Is Jeb Bush too petty to endorse Marco Rubio?

Earlier this week, in a post that disputed the claim that Jeb Bush is to blame for rise of Donald Trump, I wrote that if Bush endorses Marco Rubio ahead of the Florida primary, he will have nothing to apologize for if Trump is the nominee. At the time, the speculation in Florida was that Bush likely would endorse Rubio.

Today, however, the Washington Post tell us that a spokeswoman for Bush says he has no plan to back Rubio, his former protege.

If true, that’s pathetic. As Adam C. Smith, political editor of the Tampa Times says, “Bush may doubt Rubio’s preparedness, but he doesn’t doubt Rubio is a better choice than Trump.” Thus, “the former governor would look incredibly petty if he did not step up and do something to help derail Trump.”

Four years ago, Bush recommended Rubio to Mitt Romney as a running mate. If Rubio was prepared to be vice president then, any “doubt” Bush has about Rubio’s preparedness for the presidency for years later cannot be substantial.

Moreover, while he was in this year’s race Bush did a better job than any candidate of articulating Trump’s unfitness for the presidency. Surely, Bush understands not just that Rubio is a better choice than Trump, but that it’s no contest.

It’s one thing if Bush wants to make Rubio sweat for a few days. That would be petty, but understandable given Bush’s unhappiness with Rubio’s entry into the race and the bitterness that resulted from their rival campaigns.

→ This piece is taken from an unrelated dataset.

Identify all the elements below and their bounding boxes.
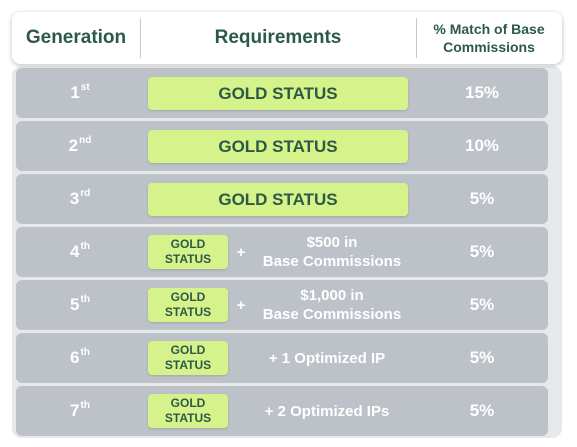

But for Bush to remain neutral throughout the run-up to the Florida primary would be unforgivable. Politicians don’t prove their good character by giving classy speeches announcing their withdrawal from the campaign after they have been trounced. They prove it by putting the bitterness of the trouncing behind them and doing what they know is best for the country.

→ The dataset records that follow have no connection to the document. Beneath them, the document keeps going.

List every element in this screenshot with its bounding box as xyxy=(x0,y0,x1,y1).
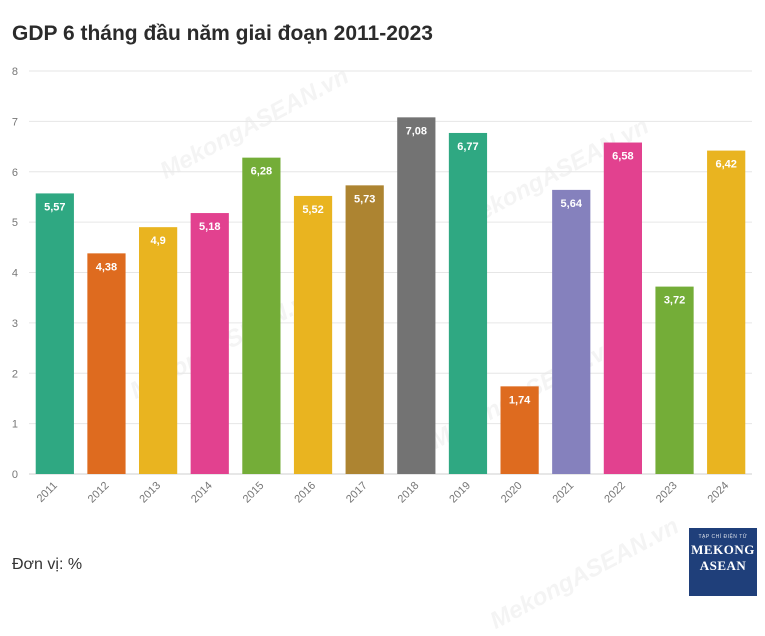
bar-chart: 0 1 2 3 4 5 6 7 8 5,57 2011 4,38 2012 4,9 2013 5,18 2014… xyxy=(12,66,752,506)
bar-value-label: 3,72 xyxy=(664,295,685,307)
x-tick-label: 2023 xyxy=(654,480,680,506)
bar-value-label: 5,57 xyxy=(44,201,65,213)
bar xyxy=(293,195,333,474)
x-tick-label: 2013 xyxy=(137,480,163,506)
unit-label: Đơn vị: % xyxy=(12,556,83,573)
y-tick-label: 8 xyxy=(12,66,18,78)
y-tick-label: 0 xyxy=(12,469,18,481)
logo-small-text: TẠP CHÍ ĐIỆN TỬ xyxy=(698,534,748,540)
bar-value-label: 5,64 xyxy=(561,198,583,210)
y-tick-label: 2 xyxy=(12,368,18,380)
bar-value-label: 5,18 xyxy=(199,221,220,233)
bar xyxy=(190,213,229,474)
x-tick-label: 2012 xyxy=(86,480,112,506)
bar xyxy=(500,386,539,474)
bar xyxy=(397,117,436,474)
x-tick-label: 2018 xyxy=(396,480,422,506)
bar xyxy=(448,132,488,474)
logo-line2: ASEAN xyxy=(699,558,747,573)
y-tick-label: 1 xyxy=(12,419,18,431)
bar-value-label: 6,28 xyxy=(251,166,272,178)
x-tick-label: 2021 xyxy=(551,480,577,506)
bar xyxy=(707,150,746,474)
bar xyxy=(603,142,643,474)
bar-value-label: 1,74 xyxy=(509,394,531,406)
bar-value-label: 6,77 xyxy=(457,141,478,153)
bar-value-label: 4,9 xyxy=(150,235,165,247)
y-tick-label: 5 xyxy=(12,217,18,229)
x-tick-label: 2024 xyxy=(706,480,732,506)
x-tick-label: 2014 xyxy=(189,480,215,506)
chart-title: GDP 6 tháng đầu năm giai đoạn 2011-2023 xyxy=(12,22,433,45)
bar-value-label: 4,38 xyxy=(96,261,117,273)
x-tick-label: 2019 xyxy=(447,480,473,506)
y-tick-label: 4 xyxy=(12,268,18,280)
bar xyxy=(35,193,74,474)
bar-value-label: 5,52 xyxy=(302,204,323,216)
bar xyxy=(138,227,178,474)
x-tick-label: 2011 xyxy=(35,480,60,505)
logo-line1: MEKONG xyxy=(691,542,755,557)
y-tick-label: 3 xyxy=(12,318,18,330)
x-tick-label: 2016 xyxy=(292,480,318,506)
bar xyxy=(552,189,591,474)
bar-value-label: 5,73 xyxy=(354,193,375,205)
x-tick-label: 2017 xyxy=(344,480,370,506)
y-tick-label: 6 xyxy=(12,167,18,179)
x-tick-label: 2020 xyxy=(499,480,525,506)
bar xyxy=(345,185,384,474)
mekongasean-logo: TẠP CHÍ ĐIỆN TỬ MEKONG ASEAN xyxy=(689,528,757,596)
bar xyxy=(87,253,126,474)
bar-value-label: 7,08 xyxy=(406,125,427,137)
x-tick-label: 2022 xyxy=(602,480,628,506)
bar-value-label: 6,42 xyxy=(715,159,736,171)
x-tick-label: 2015 xyxy=(241,480,267,506)
bar-value-label: 6,58 xyxy=(612,151,633,163)
y-tick-label: 7 xyxy=(12,116,18,128)
bar xyxy=(242,157,281,474)
bar xyxy=(655,286,694,474)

Our country is on the verge of seeing the Republican party taken over by a left of center authoritarian bully who understands public policy and world affairs only dimly and the U.S. Constitution little, if at all. Anyone who perceives this, as Bush has shown he does, has a responsibility to do whatever he or she can to block Trump’s hostile takeover.

What Bush can do is endorse Marco Rubio in order, if nothing else, to minimize Trump’s chances of winning almost 100 delegates. A Bush endorsement would carry plenty of weight in Florida.

Enough weight to carry Rubio to victory in Florida? Maybe not. Enough impact to derail Trump? Doubtful.

But these aren’t the relevant questions right now. Republicans who understand the danger Trump poses have less than two weeks to try to stop him. It’s time — past time, actually — for them to pull their finger out.